Vinho, Luz e Silêncio
É uma sexta-feira à noite e estou mergulhado na poesia de Rumi. Por falta de livros em português, fui atrás de traduções de Rumi para o inglês. Após haver lido alguns poemas extraordinários, pensei: hoje à noite não vou jogar videogame, vou traduzir esses poemas de Rumi.
Vinho para se embriagar com o sagrado, alma aberta para refletir a Luz adiante, e Silêncio para que possamos escutar aos ecos da eternidade...
[Cada nota]
O conselho não ajuda aos amantes!
Eles não são do tipo de corrente d’água da montanha
que você possa represar.
Um intelectual não compreende
o que um embriagado está sentindo!
Não tente adivinhar
o que aqueles perdidos dentro do amor
farão a seguir!
Alguém no comando abdicaria de todo o seu poder,
se ele apanhasse uma lufada de almíscar do vinho
aberto no quarto onde os amantes
estão fazendo sabe lá o que!
Um deles tenta cavar um túnel através da montanha.
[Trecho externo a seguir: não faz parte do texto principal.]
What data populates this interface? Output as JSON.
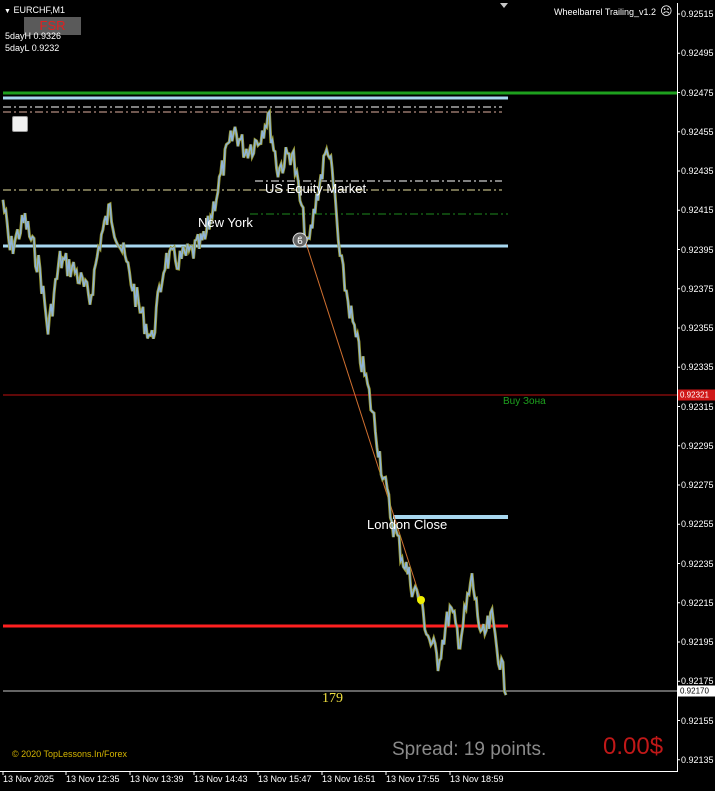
{
  "header": {
    "symbol": "EURCHF,M1",
    "fsr_label": "FSR",
    "day_high": "5dayH 0.9326",
    "day_low": "5dayL 0.9232",
    "indicator_name": "Wheelbarrel Trailing_v1.2"
  },
  "y_ticks": [
    "0.92515",
    "0.92495",
    "0.92475",
    "0.92455",
    "0.92435",
    "0.92415",
    "0.92395",
    "0.92375",
    "0.92355",
    "0.92335",
    "0.92315",
    "0.92295",
    "0.92275",
    "0.92255",
    "0.92235",
    "0.92215",
    "0.92195",
    "0.92175",
    "0.92155",
    "0.92135"
  ],
  "x_ticks": [
    "13 Nov 2025",
    "13 Nov 12:35",
    "13 Nov 13:39",
    "13 Nov 14:43",
    "13 Nov 15:47",
    "13 Nov 16:51",
    "13 Nov 17:55",
    "13 Nov 18:59"
  ],
  "price_tags": {
    "buy_zone_price": "0.92321",
    "current_price": "0.92170"
  },
  "labels": {
    "new_york": "New York",
    "us_equity": "US Equity Market",
    "london_close": "London Close",
    "buy_zone": "Buy Зона",
    "counter": "179",
    "copyright": "© 2020 TopLessons.In/Forex",
    "spread": "Spread: 19 points.",
    "profit": "0.00$"
  },
  "chart_data": {
    "type": "line",
    "title": "EURCHF,M1",
    "y_range": [
      0.92135,
      0.92515
    ],
    "x": [
      "13 Nov 2025",
      "13 Nov 12:35",
      "13 Nov 13:39",
      "13 Nov 14:43",
      "13 Nov 15:47",
      "13 Nov 16:51",
      "13 Nov 17:55",
      "13 Nov 18:59"
    ],
    "series": [
      {
        "values": [
          0.92405,
          0.92385,
          0.92395,
          0.924,
          0.9244,
          0.9243,
          0.9239,
          0.9231,
          0.9225,
          0.9221,
          0.922,
          0.9218
        ]
      }
    ],
    "levels": [
      {
        "value": 0.92472,
        "color": "#1ea01e"
      },
      {
        "value": 0.924,
        "color": "#a8d8f0"
      },
      {
        "value": 0.92321,
        "color": "#d01010"
      },
      {
        "value": 0.9226,
        "color": "#a8d8f0"
      },
      {
        "value": 0.92205,
        "color": "#ff2020"
      },
      {
        "value": 0.9217,
        "color": "#c0c0c0"
      }
    ],
    "grid": false
  },
  "colors": {
    "background": "#000000",
    "axis": "#ffffff",
    "price_line": "#8fb4d8",
    "wick_shadow": "#9a9a30",
    "green_level": "#1ea01e",
    "red_level": "#ff2020",
    "buy_zone": "#1ea01e",
    "profit": "#c01818",
    "spread": "#8a8a8a",
    "counter": "#f0e040",
    "copyright": "#d4b400"
  }
}
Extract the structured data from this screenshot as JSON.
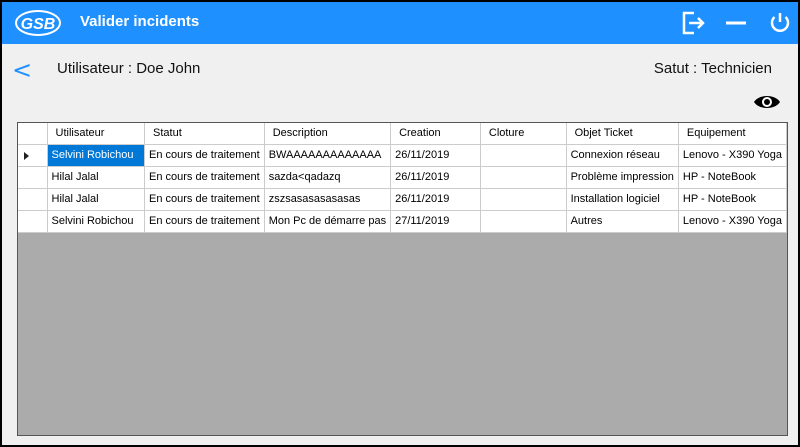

Outro foge das honrarias acadêmicas.
Enquanto outro ri do bigode dos famosos!
A vida congela se não abocanha um pedaço
deste bolo de amêndoa.
As estrelas vêm girando a cada noite,
aturdidas no amor.
Do contrário estariam hoje cansadas,
de todo este rodopio.
E diriam, “Até quando teremos de fazer isso!”
Deus pega a flauta de cana do mundo e sopra.
Cada nota é uma carência passando através de um de nós,
uma paixão, a dor de uma saudade.
Lembre dos lábios
onde o sopro se originou,
e deixe sua nota soar livre.
Não tente interrompê-la.
Seja a sua nota.
Eu lhe mostrarei como isso já basta.
Suba no telhado ao anoitecer
nesta cidade da alma.
Deixe que todos subam em seus telhados
e cantem suas notas!
Cantem alto!
***
[Com você aqui no meio]
Os amantes trabalham, de modo que quando corpo e alma
não mais estiverem juntos,
seu amor será livre.
Banhe-se na água da sabedoria, de modo que não tenha arrependimentos
de seu tempo neste mundo.
O amor é o núcleo vital da alma,
e de tudo o que vê, apenas o amor é infinito.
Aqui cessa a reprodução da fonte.